Pergamum het culturele en artistieke centrum
Onder leiding van Eumenes I en zijn opvolgers wordt niet alleen de militaire maar ook de intellectuele en artistieke positie van Pergamum sterk uitgebouwd. Er verrijzen monumentale bouwwerken, paleizen, een theater, een nieuwe marktplaats, een immens altaar, uitgebreide vestingwerken en als klap op de vuurpijl een bibliotheek. Deze bibliotheek moet de reeds wereldberoemde bibliotheek in het Egyptische Alexandrië in omvang en luister overtreffen. Om dit te bereiken worden van heinde en ver boekrollen aangekocht of geleend om te kopiëren.
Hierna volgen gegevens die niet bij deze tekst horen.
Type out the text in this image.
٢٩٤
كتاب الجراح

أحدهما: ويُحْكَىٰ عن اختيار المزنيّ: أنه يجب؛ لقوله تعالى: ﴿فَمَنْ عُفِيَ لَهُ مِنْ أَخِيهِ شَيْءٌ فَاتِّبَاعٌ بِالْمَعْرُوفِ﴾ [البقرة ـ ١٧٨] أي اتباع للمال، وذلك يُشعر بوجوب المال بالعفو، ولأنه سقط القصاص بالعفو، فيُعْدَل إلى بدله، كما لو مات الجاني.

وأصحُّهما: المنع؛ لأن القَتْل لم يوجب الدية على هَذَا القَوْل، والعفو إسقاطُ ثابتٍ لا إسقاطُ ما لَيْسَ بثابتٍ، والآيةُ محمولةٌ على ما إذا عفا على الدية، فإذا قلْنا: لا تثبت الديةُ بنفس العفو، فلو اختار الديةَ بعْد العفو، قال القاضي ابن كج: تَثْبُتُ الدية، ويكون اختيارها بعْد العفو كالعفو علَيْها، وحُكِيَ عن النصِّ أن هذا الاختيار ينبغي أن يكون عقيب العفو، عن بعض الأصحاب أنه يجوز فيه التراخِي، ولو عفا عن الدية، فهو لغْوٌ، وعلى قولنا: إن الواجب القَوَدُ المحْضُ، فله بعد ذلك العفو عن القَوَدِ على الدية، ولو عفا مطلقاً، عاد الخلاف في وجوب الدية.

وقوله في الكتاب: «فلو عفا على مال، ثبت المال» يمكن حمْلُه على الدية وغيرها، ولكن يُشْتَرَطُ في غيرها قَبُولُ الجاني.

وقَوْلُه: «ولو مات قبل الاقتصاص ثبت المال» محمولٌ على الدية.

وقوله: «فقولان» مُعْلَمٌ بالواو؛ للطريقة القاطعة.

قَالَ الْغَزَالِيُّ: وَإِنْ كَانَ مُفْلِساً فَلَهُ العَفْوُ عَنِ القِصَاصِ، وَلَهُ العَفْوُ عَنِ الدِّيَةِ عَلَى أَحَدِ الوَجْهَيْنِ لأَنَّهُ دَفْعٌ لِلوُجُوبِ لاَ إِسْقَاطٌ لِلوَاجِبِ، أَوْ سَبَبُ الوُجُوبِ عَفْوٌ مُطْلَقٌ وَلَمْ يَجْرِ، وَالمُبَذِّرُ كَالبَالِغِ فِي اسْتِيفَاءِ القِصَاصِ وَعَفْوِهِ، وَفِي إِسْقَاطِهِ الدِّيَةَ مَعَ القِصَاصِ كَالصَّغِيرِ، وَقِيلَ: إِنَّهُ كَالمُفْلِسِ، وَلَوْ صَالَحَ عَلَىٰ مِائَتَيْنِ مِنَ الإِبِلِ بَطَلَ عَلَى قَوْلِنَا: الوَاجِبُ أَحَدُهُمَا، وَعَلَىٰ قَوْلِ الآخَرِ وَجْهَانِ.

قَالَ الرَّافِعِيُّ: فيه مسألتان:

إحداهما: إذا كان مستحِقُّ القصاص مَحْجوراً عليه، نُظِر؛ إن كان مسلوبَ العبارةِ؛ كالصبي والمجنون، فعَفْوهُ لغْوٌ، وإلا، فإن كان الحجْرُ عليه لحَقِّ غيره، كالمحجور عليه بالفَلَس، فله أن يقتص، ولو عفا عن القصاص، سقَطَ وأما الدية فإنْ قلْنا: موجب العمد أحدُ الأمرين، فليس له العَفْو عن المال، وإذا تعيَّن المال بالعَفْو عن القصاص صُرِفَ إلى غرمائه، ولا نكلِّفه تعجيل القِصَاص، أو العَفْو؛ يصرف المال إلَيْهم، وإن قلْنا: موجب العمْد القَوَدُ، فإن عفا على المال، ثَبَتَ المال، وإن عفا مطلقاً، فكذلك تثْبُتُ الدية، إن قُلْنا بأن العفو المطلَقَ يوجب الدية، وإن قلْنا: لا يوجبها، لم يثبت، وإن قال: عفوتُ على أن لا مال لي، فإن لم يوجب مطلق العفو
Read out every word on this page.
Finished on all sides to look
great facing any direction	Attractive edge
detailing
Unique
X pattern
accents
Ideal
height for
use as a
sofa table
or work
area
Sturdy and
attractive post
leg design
Voor het kopieerwerk heeft Pergamum veel papyri nodig. Papyri wordt van stengels van de papyrusplant vervaardigd. Deze plant groeit in grote hoeveelheden aan de oevers van de Nijl en wordt vanuit Egypte naar alle windstreken geëxporteerd. Alexandrië voelt de hete adem van een geduchte concurrent in zijn nek en legt de export van papyrus naar Pergamum plat. Pergamum zit nu zonder schrijfmateriaal. Hierdoor wordt men gedwongen om naar een alternatief te zoeken. Die wordt gevonden in perkament, niet nadat eerst de technieken om dit te vervaardigen verder verfijnd zijn. Op de lange termijn weet perkament uiteindelijk papyri te verdringen. Perkament – Pergamum, ziedaar de associatie naar de stad waaruit dit product afkomstig is.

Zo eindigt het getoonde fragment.